Canada to Prohibit Single-Use Plastics, Including Straws and Grocery Bags

Published on: June 22, 2022
by KnowESG
Canada to Prohibit Single-Use Plastics, Including Straws and Grocery Bags

The government of Canada recently announced that single-use plastics would be banned from manufacture and importation by the end of the year, as part of a massive push to eliminate plastic waste and address climate change. With a few exclusions for medical reasons, the prohibition includes checkout bags, cutlery, straws, and food-service ware made from or containing hard-to-recycle plastics. It will take effect in December 2022, and the sale of those plastic objects will be prohibited in December 2023.


The majority of the plastic waste on Canadian beaches is made up of single-use plastics. According to government figures, up to 15 billion plastic checkout bags are used each year, and around 16 million straws are used every day.

The prohibition, according to Prime Minister Justin Trudeau, will remove more than 1.3 million tonnes of plastic waste over the next decade, the equivalent of 1 million garbage bags of trash.

We promised to ban harmful single-use plastics, and we’re keeping that promise,” Trudeau wrote in a tweet.

To address international plastic pollution, Canada will also prohibit the export of those plastics by the end of 2025.

By the end of the year, you won’t be able to manufacture or import these harmful plastics,” said Steven Guilbeault, the federal minister of environment and climate change. “After that, businesses will begin offering the sustainable solutions Canadians want, whether that’s paper straws or reusable bags.”

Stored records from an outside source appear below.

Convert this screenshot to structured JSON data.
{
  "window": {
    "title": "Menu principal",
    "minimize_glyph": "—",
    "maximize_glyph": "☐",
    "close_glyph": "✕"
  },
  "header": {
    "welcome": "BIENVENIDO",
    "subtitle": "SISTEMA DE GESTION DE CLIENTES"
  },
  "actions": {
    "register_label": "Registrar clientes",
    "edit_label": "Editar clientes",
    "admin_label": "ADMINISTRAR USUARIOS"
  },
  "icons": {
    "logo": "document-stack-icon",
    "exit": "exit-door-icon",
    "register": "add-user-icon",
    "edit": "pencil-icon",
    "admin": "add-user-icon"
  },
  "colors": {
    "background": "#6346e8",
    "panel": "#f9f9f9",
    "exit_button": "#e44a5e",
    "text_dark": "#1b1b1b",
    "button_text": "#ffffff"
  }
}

“With these new regulations, we’re taking a historic step forward in reducing plastic pollution and keeping our communities and the places we love clean,” Guilbeault said.

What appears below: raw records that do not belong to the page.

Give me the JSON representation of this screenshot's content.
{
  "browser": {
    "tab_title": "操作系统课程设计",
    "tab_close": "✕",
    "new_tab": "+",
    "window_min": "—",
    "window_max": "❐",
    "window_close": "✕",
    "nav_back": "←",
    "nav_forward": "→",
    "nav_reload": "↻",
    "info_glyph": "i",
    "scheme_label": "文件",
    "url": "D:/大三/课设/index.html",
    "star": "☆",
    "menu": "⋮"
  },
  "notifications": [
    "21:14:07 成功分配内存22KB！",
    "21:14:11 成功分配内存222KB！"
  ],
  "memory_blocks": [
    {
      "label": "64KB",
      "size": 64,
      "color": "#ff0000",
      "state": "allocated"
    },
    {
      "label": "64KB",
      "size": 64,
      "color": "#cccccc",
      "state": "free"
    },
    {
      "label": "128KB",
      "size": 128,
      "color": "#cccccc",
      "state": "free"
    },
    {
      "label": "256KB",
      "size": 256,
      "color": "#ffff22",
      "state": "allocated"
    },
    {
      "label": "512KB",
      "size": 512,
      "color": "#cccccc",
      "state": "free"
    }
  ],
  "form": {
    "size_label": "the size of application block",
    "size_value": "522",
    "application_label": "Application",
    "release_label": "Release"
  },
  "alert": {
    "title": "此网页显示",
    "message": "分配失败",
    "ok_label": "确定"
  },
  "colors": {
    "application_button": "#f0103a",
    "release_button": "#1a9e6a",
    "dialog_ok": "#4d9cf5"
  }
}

Plastics are created from petroleum and can take hundreds of years to degrade. According to a congressionally mandated report from 2021, the United States is the world's largest contributor to plastic waste. 

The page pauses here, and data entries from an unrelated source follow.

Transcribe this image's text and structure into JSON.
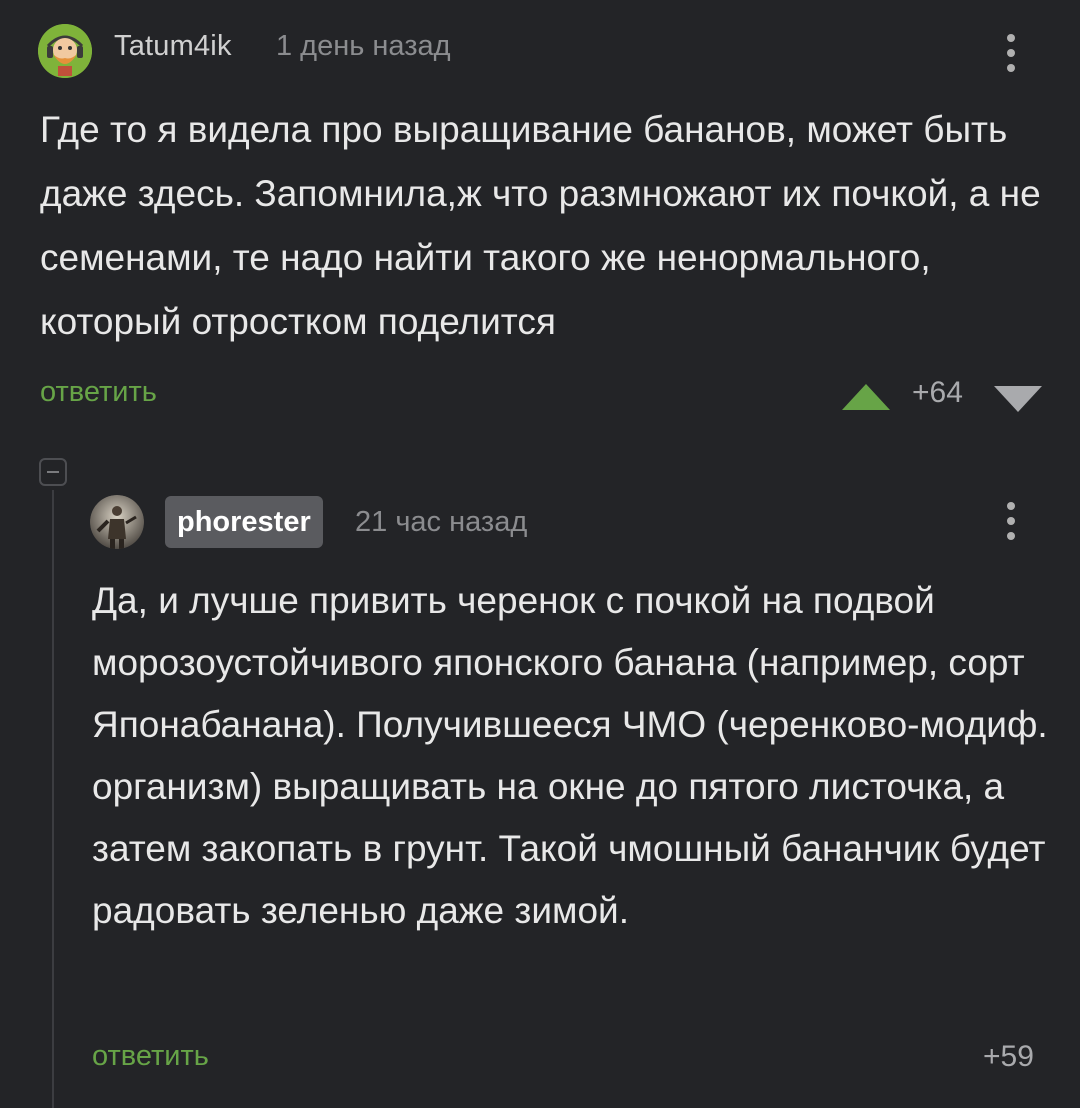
{
  "comments": [
    {
      "author": "Tatum4ik",
      "time": "1 день назад",
      "text": "Где то я видела про выращивание бананов, может быть даже здесь. Запомнила,ж что размножают их почкой, а не семенами, те надо найти такого же ненормального, который отростком поделится",
      "reply_label": "ответить",
      "rating": "+64",
      "avatar_icon": "bearded-man-avatar-icon"
    },
    {
      "author": "phorester",
      "time": "21 час назад",
      "text": "Да, и лучше привить черенок с почкой на подвой морозоустойчивого японского банана (например, сорт Японабанана). Получившееся ЧМО (черенково-модиф. организм) выращивать на окне до пятого листочка, а затем закопать в грунт. Такой чмошный бананчик будет радовать зеленью даже зимой.",
      "reply_label": "ответить",
      "rating": "+59",
      "avatar_icon": "soldier-avatar-icon"
    }
  ],
  "colors": {
    "background": "#232427",
    "accent_green": "#67a447",
    "muted_text": "#8b8c8f",
    "author_badge": "#5a5b5f"
  }
}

The Interior Department said last month that single-use plastic goods would be phased out of national parks and other public places by 2032.

In a statement, Sarah King, the head of Greenpeace Canada's oceans and plastics campaign, said that while the ban is a significant step forward, "we aren't even at the starting line."

“The government needs to shift into high gear by expanding the ban list and cutting overall plastic production,” King said. “Relying on recycling for the other 95% is a denial of the scope of the crisis.”